Some Frogs Use Toxins to Deter Predators, but Evolution Doesn’t Supply Free Lunch

Over the course of 500 million years, three species of poison frogs evolved to withstand a toxin they use to prevent predators from catching them. But, there’s a catch: the frogs experience a trade-off that may limit certain cognitive and behavioral functions, including some healthy muscle functioning. 

The frogs can still hop normally and appear otherwise healthy, but produce less of a certain kind of receptor protein in the brain and nervous system leading the researchers to speculate that there are hidden costs present. Perhaps the frogs are compensating by producing more of a different kind of molecule, costing them more metabolic energy. The researchers plan further studies to pinpoint these hidden costs.

“I think the study makes a good model for how animals — organisms including ourselves — ultimately evolve and how natural selection works on us,” said Harold Zakon, a corresponding author to the paper and a professor of neuroscience and integrative biology at The University of Texas at Austin. “If you have a mutation that gives you a benefit, but also a disadvantage, evolution will determine if the benefit is greater than the disadvantage, so that you may live long and prosper.”

The findings were published in the journal BMC Biology in June.

Some authors of this paper previously discovered how a small genetic mutation allowed these frogs to gain resistance against the lethal effects of their own toxin epibatidine. They discovered a small genetic mutation: a change in just one of the 2,500 amino acids that make up the nicotinic acetylcholine receptor protein of the brain. A receptor is a type of protein on the outside of cells that transmits signals between the outside and the inside of the membrane. Receptors are like locks that stay shut until they encounter the correct key. When a molecule with just the right shape comes along, the receptor gets activated and sends a signal. 

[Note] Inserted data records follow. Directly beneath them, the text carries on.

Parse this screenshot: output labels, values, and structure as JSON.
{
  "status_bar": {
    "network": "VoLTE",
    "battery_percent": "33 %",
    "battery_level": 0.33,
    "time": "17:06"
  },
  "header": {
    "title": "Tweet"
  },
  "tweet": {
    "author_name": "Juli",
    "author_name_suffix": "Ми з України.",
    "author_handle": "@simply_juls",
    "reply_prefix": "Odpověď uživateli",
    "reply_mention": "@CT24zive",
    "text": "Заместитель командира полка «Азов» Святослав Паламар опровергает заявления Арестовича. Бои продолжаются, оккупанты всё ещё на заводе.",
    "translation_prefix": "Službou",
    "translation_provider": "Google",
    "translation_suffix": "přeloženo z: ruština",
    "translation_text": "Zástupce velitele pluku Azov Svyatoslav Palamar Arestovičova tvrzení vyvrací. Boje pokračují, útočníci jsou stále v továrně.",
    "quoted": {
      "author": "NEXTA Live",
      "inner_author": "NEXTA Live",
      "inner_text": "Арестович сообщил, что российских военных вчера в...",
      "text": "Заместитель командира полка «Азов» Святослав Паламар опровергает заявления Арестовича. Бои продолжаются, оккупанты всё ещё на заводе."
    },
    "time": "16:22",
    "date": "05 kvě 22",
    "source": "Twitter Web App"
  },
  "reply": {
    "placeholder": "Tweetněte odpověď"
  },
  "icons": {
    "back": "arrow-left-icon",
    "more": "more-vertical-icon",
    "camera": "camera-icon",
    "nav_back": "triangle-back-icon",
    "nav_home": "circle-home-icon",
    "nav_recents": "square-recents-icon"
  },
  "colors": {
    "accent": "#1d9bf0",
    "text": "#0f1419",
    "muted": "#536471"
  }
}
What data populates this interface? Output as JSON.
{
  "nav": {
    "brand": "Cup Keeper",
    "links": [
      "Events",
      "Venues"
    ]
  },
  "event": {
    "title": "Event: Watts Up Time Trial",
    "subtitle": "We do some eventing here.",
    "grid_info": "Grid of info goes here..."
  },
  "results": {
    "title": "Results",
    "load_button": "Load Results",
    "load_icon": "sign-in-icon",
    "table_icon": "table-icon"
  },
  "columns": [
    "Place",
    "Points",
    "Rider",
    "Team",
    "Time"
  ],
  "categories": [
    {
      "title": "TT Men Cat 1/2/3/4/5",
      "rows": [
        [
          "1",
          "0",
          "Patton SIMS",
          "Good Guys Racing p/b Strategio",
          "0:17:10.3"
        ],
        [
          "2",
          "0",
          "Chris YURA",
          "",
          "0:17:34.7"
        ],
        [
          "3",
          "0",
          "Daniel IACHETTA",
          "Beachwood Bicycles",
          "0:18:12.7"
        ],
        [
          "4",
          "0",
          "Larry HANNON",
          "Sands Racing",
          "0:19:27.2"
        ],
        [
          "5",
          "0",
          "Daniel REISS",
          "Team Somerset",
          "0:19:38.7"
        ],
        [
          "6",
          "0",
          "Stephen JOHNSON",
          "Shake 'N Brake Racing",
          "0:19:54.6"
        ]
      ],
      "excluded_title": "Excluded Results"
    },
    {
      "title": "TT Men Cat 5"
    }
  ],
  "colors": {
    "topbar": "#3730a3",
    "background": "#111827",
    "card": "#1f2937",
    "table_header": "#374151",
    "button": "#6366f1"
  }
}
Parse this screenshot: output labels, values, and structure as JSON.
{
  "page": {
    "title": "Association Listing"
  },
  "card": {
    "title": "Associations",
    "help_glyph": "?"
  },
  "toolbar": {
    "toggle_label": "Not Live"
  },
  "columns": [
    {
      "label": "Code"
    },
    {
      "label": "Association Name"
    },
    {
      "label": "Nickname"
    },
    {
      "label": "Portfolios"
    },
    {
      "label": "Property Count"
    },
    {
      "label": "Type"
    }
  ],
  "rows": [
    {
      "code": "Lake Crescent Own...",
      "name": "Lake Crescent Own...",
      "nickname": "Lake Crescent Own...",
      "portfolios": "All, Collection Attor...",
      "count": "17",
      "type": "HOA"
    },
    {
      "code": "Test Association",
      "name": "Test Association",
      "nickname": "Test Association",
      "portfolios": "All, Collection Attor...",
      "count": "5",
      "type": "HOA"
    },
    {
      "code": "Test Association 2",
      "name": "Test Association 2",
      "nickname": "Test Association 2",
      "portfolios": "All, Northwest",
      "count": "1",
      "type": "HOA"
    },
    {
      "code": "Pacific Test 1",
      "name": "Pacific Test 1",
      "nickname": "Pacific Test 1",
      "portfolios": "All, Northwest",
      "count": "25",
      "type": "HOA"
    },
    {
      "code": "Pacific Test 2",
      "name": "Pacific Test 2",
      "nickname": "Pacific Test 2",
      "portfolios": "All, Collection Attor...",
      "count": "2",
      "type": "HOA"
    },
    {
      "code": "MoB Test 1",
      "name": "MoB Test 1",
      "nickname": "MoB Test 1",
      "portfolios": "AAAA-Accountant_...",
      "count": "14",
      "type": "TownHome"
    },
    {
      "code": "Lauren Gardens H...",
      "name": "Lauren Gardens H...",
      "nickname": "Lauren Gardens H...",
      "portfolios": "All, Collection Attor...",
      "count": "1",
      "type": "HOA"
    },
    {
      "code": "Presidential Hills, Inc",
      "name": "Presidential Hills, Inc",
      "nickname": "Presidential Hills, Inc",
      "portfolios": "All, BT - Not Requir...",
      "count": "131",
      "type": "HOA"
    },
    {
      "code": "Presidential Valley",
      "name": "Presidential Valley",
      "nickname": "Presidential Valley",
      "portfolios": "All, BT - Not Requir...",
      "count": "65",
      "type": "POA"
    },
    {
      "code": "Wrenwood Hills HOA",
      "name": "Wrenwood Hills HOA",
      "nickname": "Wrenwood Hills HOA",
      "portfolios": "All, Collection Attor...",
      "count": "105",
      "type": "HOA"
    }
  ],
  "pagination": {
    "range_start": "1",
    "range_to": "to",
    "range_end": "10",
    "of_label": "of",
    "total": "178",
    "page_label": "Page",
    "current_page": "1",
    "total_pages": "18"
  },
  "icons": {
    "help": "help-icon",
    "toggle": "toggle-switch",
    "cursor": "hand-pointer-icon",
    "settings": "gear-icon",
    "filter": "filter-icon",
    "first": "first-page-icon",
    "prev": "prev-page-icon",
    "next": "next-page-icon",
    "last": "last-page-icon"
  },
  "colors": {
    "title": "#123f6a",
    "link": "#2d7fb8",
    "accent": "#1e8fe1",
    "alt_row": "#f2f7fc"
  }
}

Unfortunately for the frogs’ predators, epibatidine also works on the receptor, like a powerful skeleton key hijacking cells and triggering a dangerous burst of activity. This study takes their previous findings a step further and explores the potential cost imposed on the frog alongside the benefit of the mutation. In addition to granting the frogs resistance to a lethal toxin, the amino acid mutation caused the frogs to produce less nicotinic acetylcholine receptor proteins. 

Having too little of the receptor proteins is likely costly for cell membrane functionality, according to Zakon. It may impede proper signaling in the brain, among a variety of other issues. So, the frogs may expend energy in another way to compensate for the decrease in receptor proteins; how they accomplish this is unclear. In future studies, Zakon and the team plan to further explore the entirety of the cost.

A Necessary Mutation for Some

At some point in the evolutionary history of a variety of other unrelated species — some who use the toxin epibatadine and others who did not — this protective amino acid substitution may have appeared randomly. For the species who didn’t use epibatadine, like chickens or humans, the protective substitution disappeared as it provided them no benefit and imposed a cost; otherwise evolution would not have selected against it. But when the mutation arose by chance in the frogs, it increased their ability to sequester the toxin, and this benefit evidently outweighed any cost for them.

These frogs don’t actually produce epibatadine themselves — rather, they eat insects who produce it and then they sequester it — so, their ability to safely eat these insects probably did not arise until acquiring this protective mutation.

“The fact that it’s only in poison frogs that have these alkaloids and it happened three times, suggests that this is the only mutation that can occur that protects the receptor from this alkaloid,” Zakon said.

The team specifically studied nicotinic acetylcholine receptors located in the brains of frogs, but these receptor proteins do exist throughout the body. So, in addition to the frogs’ evolution to withstand the effects on toxins in the brain, they likely developed resistance elsewhere.

“They have this huge selective advantage to be able to maintain these toxins in their body,” said the study’s first author Julia York, formerly a Ph.D. candidate at UT Austin. She is now a postdoctoral fellow at the University of Illinois.

Also located in humans, the nicotinic acetylcholine receptor plays a role in pain and addictive behaviors. Further understanding the receptor’s behavior in frogs could eventually lead scientists to better understand these human behaviors. 

Additional authors of the paper include David C. Cannatella and Cecilia M. Borghese, both from UT Austin, and Andrew A. George from Virginia Commonwealth University, School of Medicine.